Das Palais Radziwill

“Radziwill-Palais” in der Wilhelmstraße 77 (heute Nr. 93) (1736 - 1739 unter Leitung der Kgl. Baukommission als Palais Schulenburg errichtet, seit 1795 im Besitz der Fürsten Radziwiłł, seit 1875 im Besitz des Deutschen Reiches, seit 1878 Amtssitz des Reichskanzlers)  Radierung von F.A. Schmidt nach einer Zeichnung von J.H.A. Forst - um 1820
“Radziwill-Palais” in der Wilhelmstraße 77 (heute Nr. 93) (1736 - 1739 unter Leitung der Kgl. Baukommission als Palais Schulenburg errichtet, seit 1795 im Besitz der Fürsten Radziwiłł

An jenem Donnerstag, dem 17. März 1796, konnten nur wenige von den geladenen Gästen der Hochzeitsgesellschaft ahnen, dass die große Liebe der jungen Eheleute, nicht nur zwei Menschen, sondern auch gleich zwei Nationen näher zusammen bringen wird. Mehr noch: Ihr gemeinsames Haus in Berlin wird nicht nur zu einem internationalen Treffpunkt großer Persönlichkeiten aus Kunst und Gesellschaft avancieren, sondern auch das Arbeitszimmer eines deutschen Reichskanzlers beherbergen.

Es ist die Hochzeit von Anton Radziwiłł und Luise Friederike von Preußen. Zähe Verhandlungen waren nötig, um die Hochzeit zu genehmigen. Der Bräutigam war der Braut nicht ganz ebenbürtig: Luise war nämlich preußische Prinzessin und die Tochter des jüngsten Bruders Friedrich des Großen. Anton dagegen entstammte zwar einer angesehenen und einflussreichen polnischen Adelsfamilie, war aber Pole und dazu noch katholisch. Dass die Hochzeit dennoch stattfand, ist einerseits der eigensinnigen und energischen Prinzessin zu verdanken, anderseits aber auch dem preußischen Kalkül geschuldet, denn für den preußischen König bedeutete die Eheschließung die indirekte Anerkennung der preußischen Annexion von Teilen Polens. Für Luise von Preußen war es die Erfüllung ihrer Liebe.

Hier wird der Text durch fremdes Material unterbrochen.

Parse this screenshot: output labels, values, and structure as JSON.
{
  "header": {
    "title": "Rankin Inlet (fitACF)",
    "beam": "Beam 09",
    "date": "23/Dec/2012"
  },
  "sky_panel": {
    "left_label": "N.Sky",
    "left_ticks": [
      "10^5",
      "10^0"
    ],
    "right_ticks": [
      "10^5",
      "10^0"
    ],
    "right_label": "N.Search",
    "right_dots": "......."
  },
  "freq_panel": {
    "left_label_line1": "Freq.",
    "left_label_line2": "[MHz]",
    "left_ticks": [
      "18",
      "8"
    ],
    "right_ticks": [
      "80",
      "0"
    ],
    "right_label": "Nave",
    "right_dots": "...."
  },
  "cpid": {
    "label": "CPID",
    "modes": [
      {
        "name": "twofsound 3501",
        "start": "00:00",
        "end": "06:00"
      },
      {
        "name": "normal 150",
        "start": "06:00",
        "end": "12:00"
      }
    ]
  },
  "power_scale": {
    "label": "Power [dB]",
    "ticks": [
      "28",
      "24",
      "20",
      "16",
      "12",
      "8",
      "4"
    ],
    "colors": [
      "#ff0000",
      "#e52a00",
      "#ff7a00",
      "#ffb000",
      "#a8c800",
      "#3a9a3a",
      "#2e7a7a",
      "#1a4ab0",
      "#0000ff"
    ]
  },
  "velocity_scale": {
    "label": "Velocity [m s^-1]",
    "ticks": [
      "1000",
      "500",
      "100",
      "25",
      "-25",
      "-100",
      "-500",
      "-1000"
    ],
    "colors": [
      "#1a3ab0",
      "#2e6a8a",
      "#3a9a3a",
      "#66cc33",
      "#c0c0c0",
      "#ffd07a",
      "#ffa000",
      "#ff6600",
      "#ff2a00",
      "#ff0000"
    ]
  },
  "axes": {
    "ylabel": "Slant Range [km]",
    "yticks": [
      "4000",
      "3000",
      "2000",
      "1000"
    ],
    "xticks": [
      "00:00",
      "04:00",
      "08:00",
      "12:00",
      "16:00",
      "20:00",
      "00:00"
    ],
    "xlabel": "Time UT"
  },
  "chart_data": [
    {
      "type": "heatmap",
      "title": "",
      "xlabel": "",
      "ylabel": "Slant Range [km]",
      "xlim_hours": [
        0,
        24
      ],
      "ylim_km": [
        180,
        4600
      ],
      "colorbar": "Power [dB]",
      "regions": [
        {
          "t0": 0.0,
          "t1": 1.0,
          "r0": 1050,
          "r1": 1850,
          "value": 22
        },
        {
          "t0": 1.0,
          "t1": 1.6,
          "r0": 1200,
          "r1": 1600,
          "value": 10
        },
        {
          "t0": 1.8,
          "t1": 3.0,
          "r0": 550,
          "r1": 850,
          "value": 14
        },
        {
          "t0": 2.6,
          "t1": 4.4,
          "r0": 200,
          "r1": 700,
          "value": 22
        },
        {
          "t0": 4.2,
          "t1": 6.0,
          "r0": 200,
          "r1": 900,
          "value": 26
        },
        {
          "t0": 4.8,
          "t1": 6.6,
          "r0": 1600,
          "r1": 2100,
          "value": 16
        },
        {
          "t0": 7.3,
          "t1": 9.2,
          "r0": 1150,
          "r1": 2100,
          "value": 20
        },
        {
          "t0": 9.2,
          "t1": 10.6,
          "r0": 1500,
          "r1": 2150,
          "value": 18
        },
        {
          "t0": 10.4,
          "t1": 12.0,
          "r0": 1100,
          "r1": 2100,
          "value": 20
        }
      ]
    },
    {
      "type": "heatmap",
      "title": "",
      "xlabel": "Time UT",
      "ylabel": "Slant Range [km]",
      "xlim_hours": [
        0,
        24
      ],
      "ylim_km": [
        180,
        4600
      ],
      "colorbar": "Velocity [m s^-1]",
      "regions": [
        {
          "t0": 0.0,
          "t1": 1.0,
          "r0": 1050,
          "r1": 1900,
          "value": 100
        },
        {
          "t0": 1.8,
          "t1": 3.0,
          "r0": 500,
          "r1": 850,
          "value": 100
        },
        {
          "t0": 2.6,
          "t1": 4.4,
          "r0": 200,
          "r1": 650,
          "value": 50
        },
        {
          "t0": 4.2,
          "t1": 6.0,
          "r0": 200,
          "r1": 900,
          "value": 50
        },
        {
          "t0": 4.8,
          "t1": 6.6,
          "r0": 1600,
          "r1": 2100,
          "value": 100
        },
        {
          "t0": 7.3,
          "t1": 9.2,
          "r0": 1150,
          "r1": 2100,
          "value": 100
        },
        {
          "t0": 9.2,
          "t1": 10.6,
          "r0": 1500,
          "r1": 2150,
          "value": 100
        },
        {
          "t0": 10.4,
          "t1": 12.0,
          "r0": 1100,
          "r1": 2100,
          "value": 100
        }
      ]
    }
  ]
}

Die junge, polnisch-preußische Familie blieb nach der Hochzeit in Berlin. Bereits ein Jahr zuvor besorgte Anton Radziwiłł das standesgemäße Domizil, ein Palais in der zentral gelegenen Wilhelmstraße 77, das nun “Palais Radziwiłł“ heißen sollte. In der Tat war die Ehe harmonisch und glücklich. Anton und Luise bekamen vier Kinder, ihre beiden Töchter wurden evangelisch, die beiden Söhne katholisch getauft und erzogen. In der Palais-Harmonie war auch viel Platz für gesellschaftliches Leben. Fast zwanzig Jahre lang trafen sich im “Palais Radziwiłł” bei Luise und Anton regelmäßig und kontinuierlich bekannte Persönlichkeiten, Künstler und Gelehrte. Unter ihnen waren auch berühmte Leute wie Johann Wolfgang von Goethe, Frederic Chopin, Wilhelm und Alexander von Humboldt, Felix Mendelssohn-Bartholdy und Karl Friedrich Schinkel. Die “Salons“ bei Radziwiłłs waren so beliebt, dass sie zum Symbol des “polnischen Berlins“ wurden. Auch später war das Palais Radziwiłł ein Treffpunkt für polnische Politiker des Preußischen Landtages, ein Ort des Ideenaustausches und der Lösungsansätze für die seit Jahrzehnten ungeklärte Polenfrage.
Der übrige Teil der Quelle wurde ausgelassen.